Porous hydrogel under perfusion: modeling and optimization of an in vitro model of bone defect reconstruction – HydrOs

Bone is a living tissue that is subjected to various stimuli. Cells receive mechanical, chemical or biophysical signals through their environment. The information translates into a capacity to adapt to any environmental modification. In the context of bone tissue engineering (BTE), this property can be exploited to produce osteogenic substitutes from Mesenchymal Stem Cells (MSCs) seeded within porous scaffolds cultured under dynamic conditions. Porous scaffold is required to accommodate cells and guide their growth and tissue regeneration in a 3D environment. Design variables for producing optimum scaffold architecture include the provision of adequate space for growth and the development of sufficient transport pathways within the porous material. To overcome nutrients transport limitations and to subject cells to optimal mechanical stresses, bioreactors are used. The production of osteogenic substitutes in a bioreactor lie on a rudimentary approach compared to those developed in process engineering, which rely on modeling and integrate the multi-scales and multi-physics aspects. It appears necessary to rationalize the running of bioreactors for bone tissue engineering. The originality of our approach lies in the development of methods to control and quantify the mass and momentum transfers within a perfusion bioreactor. Numerical simulations providing the stress and the nutrients concentration field experienced by the cells will systematically extend experiments.

At the interface of physics, mechanics and biology, HydrOs aims to produce vascularized osteogenic bone substitutes from a coculture of MSCs and endothelial cells (ECs) seeded in hydrogel scaffolds of polysaccharides supplemented, or not, with hydroxyapatite particles (HAp). They will be cultured in our experimental and numerical characterized perfusion bioreactor. Current knowledge regarding the fabrication of osteogenic porous scaffolds, the influence of its internal structuring on the formation of physiologically relevant biological structures, understanding of the influence of species transport and momentum mechanisms do not currently allow to envisage a realistic translation of the process to the clinic. Our ambition is to bring knowledge and methods in the field by carrying out the various tasks proposed in this project.

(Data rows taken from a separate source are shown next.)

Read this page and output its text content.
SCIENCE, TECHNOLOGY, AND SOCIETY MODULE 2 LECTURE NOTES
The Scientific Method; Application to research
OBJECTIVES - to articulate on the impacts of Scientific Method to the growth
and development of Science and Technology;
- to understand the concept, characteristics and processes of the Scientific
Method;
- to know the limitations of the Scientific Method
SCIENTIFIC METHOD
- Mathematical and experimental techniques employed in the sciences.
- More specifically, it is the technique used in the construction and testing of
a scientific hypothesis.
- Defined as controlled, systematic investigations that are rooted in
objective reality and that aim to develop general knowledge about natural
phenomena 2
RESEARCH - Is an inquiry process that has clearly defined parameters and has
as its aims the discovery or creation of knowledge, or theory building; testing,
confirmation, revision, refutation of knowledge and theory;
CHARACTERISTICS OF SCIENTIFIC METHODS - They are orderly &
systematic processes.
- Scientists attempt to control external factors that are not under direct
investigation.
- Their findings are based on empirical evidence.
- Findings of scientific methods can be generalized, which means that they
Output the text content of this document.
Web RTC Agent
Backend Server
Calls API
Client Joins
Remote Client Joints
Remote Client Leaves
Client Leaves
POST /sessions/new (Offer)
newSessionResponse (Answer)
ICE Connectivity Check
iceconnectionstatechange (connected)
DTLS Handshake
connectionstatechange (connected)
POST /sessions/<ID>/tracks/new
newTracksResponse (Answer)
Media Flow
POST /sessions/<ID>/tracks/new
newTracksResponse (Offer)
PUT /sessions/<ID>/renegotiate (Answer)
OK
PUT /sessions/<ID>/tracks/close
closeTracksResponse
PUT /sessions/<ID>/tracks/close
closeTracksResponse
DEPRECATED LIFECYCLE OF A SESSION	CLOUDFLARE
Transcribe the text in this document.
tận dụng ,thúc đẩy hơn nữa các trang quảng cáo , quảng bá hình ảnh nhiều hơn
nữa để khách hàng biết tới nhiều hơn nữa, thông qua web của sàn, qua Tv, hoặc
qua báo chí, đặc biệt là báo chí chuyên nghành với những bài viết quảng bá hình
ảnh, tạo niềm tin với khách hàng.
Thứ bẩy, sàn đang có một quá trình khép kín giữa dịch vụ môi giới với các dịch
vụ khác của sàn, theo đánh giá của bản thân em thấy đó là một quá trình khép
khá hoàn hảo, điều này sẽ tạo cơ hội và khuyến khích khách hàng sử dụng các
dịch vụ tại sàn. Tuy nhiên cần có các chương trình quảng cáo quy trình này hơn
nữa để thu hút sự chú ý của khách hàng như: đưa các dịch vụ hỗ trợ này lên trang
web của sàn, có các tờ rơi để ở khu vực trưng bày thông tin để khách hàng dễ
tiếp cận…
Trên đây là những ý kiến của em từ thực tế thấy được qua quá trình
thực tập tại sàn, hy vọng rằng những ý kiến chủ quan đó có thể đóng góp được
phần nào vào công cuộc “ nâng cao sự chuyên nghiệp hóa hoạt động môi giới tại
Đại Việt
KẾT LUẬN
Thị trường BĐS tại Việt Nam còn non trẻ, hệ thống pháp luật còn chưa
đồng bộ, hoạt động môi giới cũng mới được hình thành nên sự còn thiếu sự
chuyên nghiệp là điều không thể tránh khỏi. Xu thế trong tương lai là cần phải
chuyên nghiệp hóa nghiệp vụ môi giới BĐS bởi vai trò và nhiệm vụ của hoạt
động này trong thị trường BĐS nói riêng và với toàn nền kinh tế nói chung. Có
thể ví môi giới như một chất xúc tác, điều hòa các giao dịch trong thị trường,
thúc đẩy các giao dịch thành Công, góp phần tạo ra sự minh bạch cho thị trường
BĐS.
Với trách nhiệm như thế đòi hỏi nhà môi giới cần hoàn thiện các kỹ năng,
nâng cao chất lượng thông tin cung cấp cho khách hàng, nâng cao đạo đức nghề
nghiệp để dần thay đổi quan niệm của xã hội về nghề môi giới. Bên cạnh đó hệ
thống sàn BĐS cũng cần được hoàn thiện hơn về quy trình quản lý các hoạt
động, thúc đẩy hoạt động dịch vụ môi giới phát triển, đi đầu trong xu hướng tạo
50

A key parameter is the understanding and control of the structuration of the scaffold porosity during hydrogel processing. In WP1, the morphological, mechanical and diffusional properties of hydrogel will be characterized. The mechanical environment and nutrients gradients will influence MSCs fate. In WP2, we will develop a digital twin of the bioreactor that will provide the nutrients concentration field and the stress field within the bioreactor in order to know the local conditions seen by the cells. For that purpose, we need to model the mechanical behavior of the swollen scaffolds, describe the interactions between the deformable scaffolds and the hydrodynamics within the bioreactor and model the transport of nutrients within the bioreactor. In WP3, a bioreactor will produce bone constructs from hydrogel of controlled porosity and mechanical properties (develop in WP1) seeded with a co-culture of MSCs and ECs then cultivated under optimized operating conditions given by the digital twin developed in WP2. Osteoblastic differentiation markers will be quantified and thanks to numerical simulation, correlate with hydrodynamics, stress field and mass transfers within the bioreactor. The potential of the bioreactor to improve a vascular network formation within spheroids will be assessed. In WP4, the potential of osteogenic cellularized bone grafts produced in the bioreactor and the evaluation of the added value of the supplementation of hydrogels with HAp for promoting osteoinduction will be assessed in vivo.